Although lawyers are prohibited from using evidence that is more prejudicial than it is informative, framing of the issues is still a huge part of any case.  Lawyers need to understand how to frame the case, and how to create a theme that can sum up the case.  In order to help the jury understand the framework, lawyers can use buzz words or visuals to catch the jury’s attention.  Creating a blow-up image of evidence to show the jury and refer to during arguments is a great way to keep the jury focused, and to have more of an impact than words alone.

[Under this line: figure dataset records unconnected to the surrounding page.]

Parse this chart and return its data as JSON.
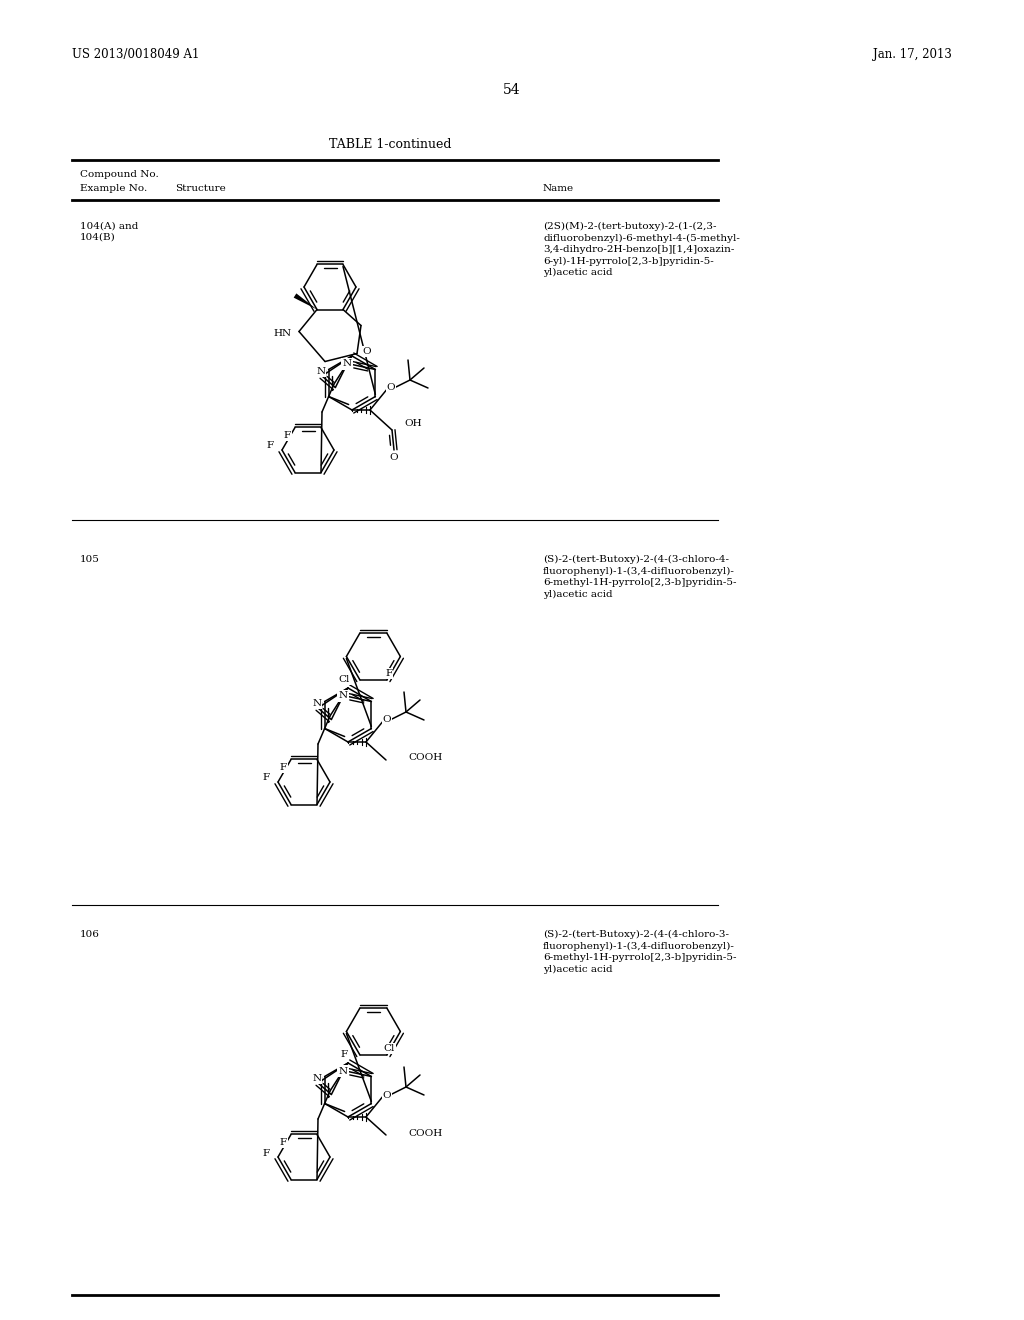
{
  "header_left": "US 2013/0018049 A1",
  "header_right": "Jan. 17, 2013",
  "page_number": "54",
  "table_title": "TABLE 1-continued",
  "col1_header1": "Compound No.",
  "col1_header2": "Example No.",
  "col2_header": "Structure",
  "col3_header": "Name",
  "row1_compound": "104(A) and\n104(B)",
  "row1_name": "(2S)(M)-2-(tert-butoxy)-2-(1-(2,3-\ndifluorobenzyl)-6-methyl-4-(5-methyl-\n3,4-dihydro-2H-benzo[b][1,4]oxazin-\n6-yl)-1H-pyrrolo[2,3-b]pyridin-5-\nyl)acetic acid",
  "row2_compound": "105",
  "row2_name": "(S)-2-(tert-Butoxy)-2-(4-(3-chloro-4-\nfluorophenyl)-1-(3,4-difluorobenzyl)-\n6-methyl-1H-pyrrolo[2,3-b]pyridin-5-\nyl)acetic acid",
  "row3_compound": "106",
  "row3_name": "(S)-2-(tert-Butoxy)-2-(4-(4-chloro-3-\nfluorophenyl)-1-(3,4-difluorobenzyl)-\n6-methyl-1H-pyrrolo[2,3-b]pyridin-5-\nyl)acetic acid",
  "bg_color": "#ffffff",
  "text_color": "#000000"
}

The fact remains, however, that Dunn shot Davis.  That is not in dispute.  The dispute is over the why.  Dunn’s trial will necessarily hinge on why Dunn shot Davis: on whether Dunn felt threatened, and if there was a reason, or if Dunn simply thought Davis was a thug.  “Stand your ground” allows deadly force when a person “reasonably believes it is necessary to do so to prevent death or great bodily harm to himself or herself.  Although Strolla is providing a zealous defense by attempting to keep inflammatory, prejudicial facts out of the trial, these statements are central issues in determining, as a matter of fact, why Dunn fired so many shots into an SUV of teenagers.  If Dunn felt threatened because he believed the car was full of “thugs,” then the jury needs to know that information so that they can determine whether it was reasonable for Dunn to use deadly force.

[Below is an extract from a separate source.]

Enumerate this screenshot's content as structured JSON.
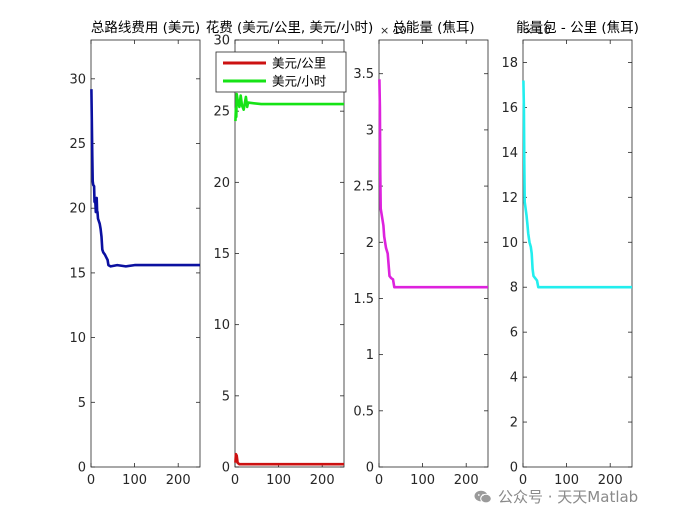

The rules of evidence exist to try and ensure that trials are fair.  In a case like this, where the mindset of the accused is so central to the issues in the case, it may be difficult to keep the question of race out of the courtroom.  Dunn himself felt the need to tell people that he thought Davis was a thug, by sending a letter to a news station.  In his letter, Dunn claims this case is not about loud music, but about a “local thug” who was threatening him.  As a defense attorney, making pretrial motions and being proactive is the best way to provide a defense to your client.  However, it is also necessary to understand the cultural climate you are working in; for Strolla, this means being aware of the public response to the George Zimmerman trial.  Zimmerman’s “stand your ground” defense worked, because the defense focused on a lack of evidence, and also on the threat perceived by Zimmerman.  Without a second gun, Strolla will need to focus on the threat perceived by Dunn.  That threat is what the jury will need to consider when determining if Dunn acted reasonably.

The same is true for prosecutors.  Corey is a seasoned prosecutor and has already tried a similar high profile "stand your ground" case.  Despite losing the Zimmerman trial, there is still a lot to learn from that case.  If Dunn thought he was threatened only because he thought Davis was a thug, Corey needs to show that Dunn’s belief was unreasonable.  The lack of a second weapon could help her case, or could create reasonable doubt.  As the trial starts, Corey should study her past case, and focus on how to engage the jury in the story, engage them in the evidence, and meet her burden of proof.